Of course, there is a trade-off, depending on how much the check really costs you. Returning to the analogy, suppose that you learned that the same stranger is slowly approaching a rock on the other side of the world, and that by spending your life and warning him, you can save him. Very few people will judge you very harshly if you neglect this in this particular situation (suppose the phone was not invented for the purposes of this analogy). However, under coding conditions, if checking is as simple as checking for NULL , you shy away from doing it, even if the "real" one is to blame for the situation with the caller.

One of the side effects of this approach is that when your library crashes in response to passing an invalid argument, you will usually get the blame.

There is no better example of this than the Windows operating system.
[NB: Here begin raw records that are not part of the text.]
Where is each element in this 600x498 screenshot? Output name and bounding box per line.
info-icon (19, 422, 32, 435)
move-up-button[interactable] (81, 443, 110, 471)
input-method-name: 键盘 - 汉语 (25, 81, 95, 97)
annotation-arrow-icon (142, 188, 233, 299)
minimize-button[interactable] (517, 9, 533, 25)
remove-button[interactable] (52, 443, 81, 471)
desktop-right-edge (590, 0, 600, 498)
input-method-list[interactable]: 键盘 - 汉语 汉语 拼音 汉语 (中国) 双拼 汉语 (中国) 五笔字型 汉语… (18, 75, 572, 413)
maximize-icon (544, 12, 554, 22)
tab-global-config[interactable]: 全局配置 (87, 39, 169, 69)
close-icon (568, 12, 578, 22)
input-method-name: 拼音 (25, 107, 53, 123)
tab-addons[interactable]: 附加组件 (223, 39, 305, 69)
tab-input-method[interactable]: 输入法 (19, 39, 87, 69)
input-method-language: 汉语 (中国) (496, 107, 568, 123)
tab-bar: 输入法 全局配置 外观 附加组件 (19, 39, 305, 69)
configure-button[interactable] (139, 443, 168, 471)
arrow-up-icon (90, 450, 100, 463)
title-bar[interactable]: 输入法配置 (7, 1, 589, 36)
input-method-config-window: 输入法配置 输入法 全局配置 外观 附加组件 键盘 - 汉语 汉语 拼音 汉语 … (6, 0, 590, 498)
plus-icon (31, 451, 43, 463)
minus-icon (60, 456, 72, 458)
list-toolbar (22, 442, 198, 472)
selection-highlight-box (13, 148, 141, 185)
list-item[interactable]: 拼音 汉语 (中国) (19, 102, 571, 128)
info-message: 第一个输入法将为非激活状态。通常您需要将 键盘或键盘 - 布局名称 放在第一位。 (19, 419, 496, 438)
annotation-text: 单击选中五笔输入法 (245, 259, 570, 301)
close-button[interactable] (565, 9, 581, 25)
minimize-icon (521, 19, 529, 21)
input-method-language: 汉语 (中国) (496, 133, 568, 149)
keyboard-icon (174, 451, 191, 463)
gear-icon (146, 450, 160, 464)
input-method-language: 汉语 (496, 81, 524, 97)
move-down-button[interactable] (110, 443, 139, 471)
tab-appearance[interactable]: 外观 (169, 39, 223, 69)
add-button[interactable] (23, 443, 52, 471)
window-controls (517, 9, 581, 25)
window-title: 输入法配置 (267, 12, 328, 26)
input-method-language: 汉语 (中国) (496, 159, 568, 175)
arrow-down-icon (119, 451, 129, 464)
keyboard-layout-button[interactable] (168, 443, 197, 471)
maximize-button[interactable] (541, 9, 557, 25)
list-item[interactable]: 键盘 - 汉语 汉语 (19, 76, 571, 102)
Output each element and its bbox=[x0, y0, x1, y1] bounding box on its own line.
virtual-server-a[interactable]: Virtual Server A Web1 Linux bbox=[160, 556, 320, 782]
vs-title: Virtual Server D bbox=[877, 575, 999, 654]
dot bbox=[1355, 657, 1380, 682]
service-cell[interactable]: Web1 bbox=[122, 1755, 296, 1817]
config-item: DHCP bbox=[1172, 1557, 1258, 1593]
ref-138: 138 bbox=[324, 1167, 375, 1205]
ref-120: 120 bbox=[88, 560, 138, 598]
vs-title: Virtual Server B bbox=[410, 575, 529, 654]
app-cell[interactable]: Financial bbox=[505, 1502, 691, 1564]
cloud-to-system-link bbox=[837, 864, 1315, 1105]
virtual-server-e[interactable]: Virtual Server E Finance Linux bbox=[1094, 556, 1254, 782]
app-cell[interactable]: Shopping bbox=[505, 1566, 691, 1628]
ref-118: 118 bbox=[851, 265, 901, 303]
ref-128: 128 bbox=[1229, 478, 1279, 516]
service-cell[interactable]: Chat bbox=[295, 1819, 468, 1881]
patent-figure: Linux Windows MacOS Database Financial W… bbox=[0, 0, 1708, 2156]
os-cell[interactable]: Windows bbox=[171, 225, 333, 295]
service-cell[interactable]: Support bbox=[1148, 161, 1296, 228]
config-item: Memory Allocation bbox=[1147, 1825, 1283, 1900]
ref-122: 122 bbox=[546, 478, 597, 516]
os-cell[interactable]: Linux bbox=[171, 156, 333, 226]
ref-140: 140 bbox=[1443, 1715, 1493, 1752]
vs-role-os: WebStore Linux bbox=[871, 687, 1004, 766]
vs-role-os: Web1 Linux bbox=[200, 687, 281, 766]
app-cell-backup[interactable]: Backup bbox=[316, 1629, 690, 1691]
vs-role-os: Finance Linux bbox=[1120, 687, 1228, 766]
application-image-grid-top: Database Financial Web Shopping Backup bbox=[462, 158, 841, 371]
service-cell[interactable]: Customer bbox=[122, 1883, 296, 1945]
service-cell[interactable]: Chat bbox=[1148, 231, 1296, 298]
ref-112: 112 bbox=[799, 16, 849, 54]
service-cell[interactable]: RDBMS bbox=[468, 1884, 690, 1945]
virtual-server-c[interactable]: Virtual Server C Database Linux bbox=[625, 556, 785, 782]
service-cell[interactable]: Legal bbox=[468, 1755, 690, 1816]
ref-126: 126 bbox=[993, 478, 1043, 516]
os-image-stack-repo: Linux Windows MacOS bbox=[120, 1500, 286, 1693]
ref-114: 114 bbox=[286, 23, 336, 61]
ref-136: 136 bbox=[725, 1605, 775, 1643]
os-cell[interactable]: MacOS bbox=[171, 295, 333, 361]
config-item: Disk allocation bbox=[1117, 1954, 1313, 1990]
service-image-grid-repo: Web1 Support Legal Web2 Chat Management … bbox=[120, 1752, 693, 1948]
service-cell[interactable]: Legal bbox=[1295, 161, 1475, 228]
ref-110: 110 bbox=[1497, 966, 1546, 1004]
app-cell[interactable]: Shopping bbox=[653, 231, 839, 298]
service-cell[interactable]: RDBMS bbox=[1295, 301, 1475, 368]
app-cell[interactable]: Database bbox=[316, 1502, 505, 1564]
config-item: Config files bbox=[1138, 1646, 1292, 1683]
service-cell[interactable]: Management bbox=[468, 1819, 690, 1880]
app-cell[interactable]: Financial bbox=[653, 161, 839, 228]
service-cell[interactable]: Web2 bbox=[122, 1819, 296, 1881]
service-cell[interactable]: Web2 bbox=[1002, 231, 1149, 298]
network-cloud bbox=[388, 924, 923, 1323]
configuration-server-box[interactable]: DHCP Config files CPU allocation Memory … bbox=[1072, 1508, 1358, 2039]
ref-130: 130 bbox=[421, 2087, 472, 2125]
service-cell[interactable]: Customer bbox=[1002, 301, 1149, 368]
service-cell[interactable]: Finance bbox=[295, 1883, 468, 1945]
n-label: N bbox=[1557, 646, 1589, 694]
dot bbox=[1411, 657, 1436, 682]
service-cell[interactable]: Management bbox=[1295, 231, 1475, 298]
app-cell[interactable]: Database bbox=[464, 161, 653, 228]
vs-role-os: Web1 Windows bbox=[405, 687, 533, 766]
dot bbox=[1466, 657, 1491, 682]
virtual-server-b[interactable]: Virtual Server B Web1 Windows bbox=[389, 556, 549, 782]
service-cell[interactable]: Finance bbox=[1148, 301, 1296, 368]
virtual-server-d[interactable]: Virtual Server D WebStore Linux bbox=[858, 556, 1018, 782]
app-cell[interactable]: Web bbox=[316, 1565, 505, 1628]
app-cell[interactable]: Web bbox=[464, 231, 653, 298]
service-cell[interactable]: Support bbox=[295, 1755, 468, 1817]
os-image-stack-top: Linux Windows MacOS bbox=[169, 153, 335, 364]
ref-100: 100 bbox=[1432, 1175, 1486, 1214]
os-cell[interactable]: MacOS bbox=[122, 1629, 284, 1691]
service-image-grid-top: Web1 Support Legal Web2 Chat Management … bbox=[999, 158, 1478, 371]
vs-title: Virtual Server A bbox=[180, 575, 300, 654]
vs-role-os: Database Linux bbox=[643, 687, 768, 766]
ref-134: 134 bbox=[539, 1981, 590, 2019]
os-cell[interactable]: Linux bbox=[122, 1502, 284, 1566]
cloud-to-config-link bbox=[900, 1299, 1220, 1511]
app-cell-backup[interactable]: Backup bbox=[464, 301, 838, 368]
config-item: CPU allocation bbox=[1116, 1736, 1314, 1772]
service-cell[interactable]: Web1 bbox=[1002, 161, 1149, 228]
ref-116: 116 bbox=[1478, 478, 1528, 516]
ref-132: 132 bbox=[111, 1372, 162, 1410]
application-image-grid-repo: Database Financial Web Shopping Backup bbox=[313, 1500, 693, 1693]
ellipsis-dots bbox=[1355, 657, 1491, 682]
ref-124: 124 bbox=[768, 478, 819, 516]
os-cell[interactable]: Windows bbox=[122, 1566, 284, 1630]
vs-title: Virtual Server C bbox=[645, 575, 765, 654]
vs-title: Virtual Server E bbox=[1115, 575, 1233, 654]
Microsoft's initial approach was to eliminate many tests for dummy arguments. The result was an operating system that was more efficient.

However, the reality is that invalid arguments are passed all the time. From programmers who are not up to tobacco, or simply using the values ​​returned by other functions, they were not expected to be NULL. Windows now does a lot of checking and is less efficient.

If you want your routines to crash, do not check for invalid parameters.